— Ничего не вышло. Ариэн не нашел, не смог, я не знаю. Вообще не знаю, что произошло.
— Он не вернул силу? — хмурясь спросил он и опустил голову.
— Нет. Я не знаю, что делать, — вопреки необходимости и собственным усилиям паника становилась сильнее. Она была просто невыносимой. Отталкиваясь от стены, я выпрямилась и не без труда сделала шаг в сторону: туда, куда и указал куратор. Пусть его здесь не было, я сомневалась, что меня без труда отсюда выпустят: уже успела убедиться, что он всегда мыслит на несколько шагов вперед. — Что вы хотели сделать, какой план?
— Его… его не было. В городе никто не держал в руках настоящего оружия, только топоры и пилы. Мы хотели расшатать толпу, но…
— Господи… — протянула я, хватаясь за ручку двери. Все, что он пытался сказать, ни к чему не вело. Хаос не поможет спрятаться от стрел и отразить удары мечей.
Из-за двери быстро выскочил мальчишка и, низко поклонившись, почти слился со стеной. От его нервных движений только сильнее начинало мутить, но я сдержалась. Мельком оглядела запыхавшегося ребенка, очевидно, готовившего комнату для ночлега. Лишние глаза и уши мне здесь ни к чему.
— Иди, выспись.
— Благодарю… госпожа, — мальчишка помедлил и, поклонившись еще ниже, исчез в темноте узкого коридора. Видно, научился ориентироваться без света.

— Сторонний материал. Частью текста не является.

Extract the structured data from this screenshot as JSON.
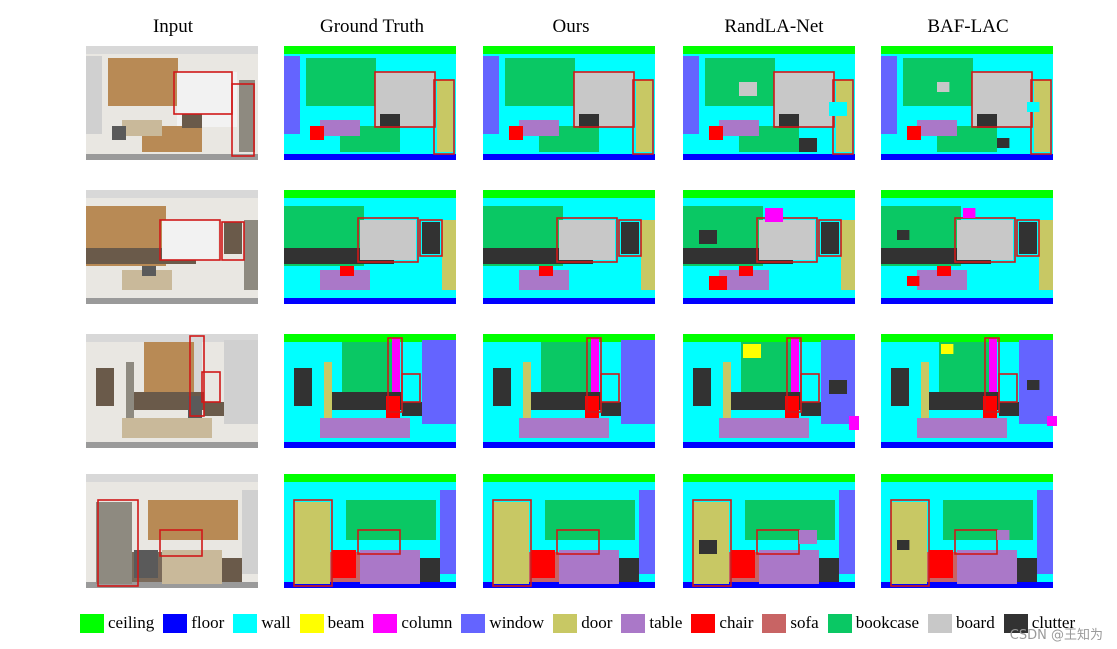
{
  "columns": [
    "Input",
    "Ground Truth",
    "Ours",
    "RandLA-Net",
    "BAF-LAC"
  ],
  "legend": [
    {
      "label": "ceiling",
      "color": "#00ff00"
    },
    {
      "label": "floor",
      "color": "#0000ff"
    },
    {
      "label": "wall",
      "color": "#00ffff"
    },
    {
      "label": "beam",
      "color": "#ffff00"
    },
    {
      "label": "column",
      "color": "#ff00ff"
    },
    {
      "label": "window",
      "color": "#6464ff"
    },
    {
      "label": "door",
      "color": "#c8c864"
    },
    {
      "label": "table",
      "color": "#aa78c8"
    },
    {
      "label": "chair",
      "color": "#ff0000"
    },
    {
      "label": "sofa",
      "color": "#c86464"
    },
    {
      "label": "bookcase",
      "color": "#0ac864"
    },
    {
      "label": "board",
      "color": "#c8c8c8"
    },
    {
      "label": "clutter",
      "color": "#323232"
    }
  ],
  "watermark": "CSDN @王知为"
}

Зайдя внутрь, я почти не глядя опустилась на расстеленную узкую кровать и раскинула в стороны руки. И лишь потом вспомнила о желании оттереть запекшуюся кровь.
— Что нам делать? — Борр уперся в стену и сложил на груди руки. В свете одного канделябра я почти не видела его лица и в итоге просто запрокинула голову.
— Какое у вас оружие?
— Только мечи. Мы бы могли разбить стражу на площади, нам бы хватило сил, если бы не стрелки. Они меткие. И завесы никакой нет, чтобы спрятаться. Если еще солнце будет, а так погода бы помо…
— Что ты сказал? — я быстро прервала его, не слыша последних обрывистых предложений и стараясь не потерять еще не сформировавшуюся идею. Села на край кровати и схватила руками доску каркаса.
— Когда?
— Завеса? Завеса, да? Клубы пыли или дыма, или… Чтобы они не увидели, по кому стрелять, или чтобы сбить, тоже… — запоздало проговаривала я мысли вслух, слишком бессвязные и нерасторопные. Вот он, выход! Только так. Никто ведь не поймет. Это словно молния, словно гнев самой Природы. Словно…
По крупицам, маленьким-маленьким зернышкам всплыло мое прошлое, которое я так часто от себя отгоняла. Детская шалость, стоившая кропотливой работы, разрушенной собачьей будки и сильного нагоняя. Память с трудом, но все же подсказывала компоненты и их сочетание. Это и был выход, если только все сделать правильно, если суметь объяснить, если вспомнить и убедиться, что все найдется быстро. Лишь бы только не пошел дождь.
— Слушай меня очень внимательно и запоминай.
Борр коротко кивнул — без особой надежды, но и без скептицизма. Хотя слушать был готов в полной мере. В голове прорисовывался порядок действий — бадьи с высохшими отходами в конюшне, та болотистая местность, где среди сосен выросли не смолистые породы деревьев, зелейная лавка, в которой наверняка можно было найти необходимое — и я не без труда пыталась перечислить все так, чтобы звучало достаточно реально и понятно. Я говорила медленно и уверенно, и с каждым моим осторожно подобранным словом его брови все больше и больше поднимались вверх.
Киан
Стараясь не обращать внимание на не совсем нормальное поведение собеседника, который уже слишком много времени что-то бормотал, наматывая круги по тесной камере, я настойчиво повторил единственный интересующий меня вопрос:
— Так ты сможешь ему помочь? — Фелар вперился в меня непонимающим взглядом, опять прекращая смеяться. Задумался и выдохнул, покачав головой. И на этот раз все же ответил.
— Это несложно сделать, сложно понять, — Фелар заметался по камере, снова не вовремя пропадая из виду. Я вновь услышал, как хлопают по каменистой поверхности голые стопы.
— Объясни, — потребовал я, все больше боясь, что заключенный в который раз перестанет казаться человеком. Сумасшедших среди рабов я видел не часто: обычно, если кто из надсмотрщиков замечал подобные изменения, казнь была быстрой. А у родовых аристократов голова всегда оставалась ясной. Поэтому я никак не мог понять, почему он не мог устоять на месте. Тем более если каждую секунду мучила боль после допросов. Хотя я совру, сказав, что истерика на грани полоумия мне совсем не знакома.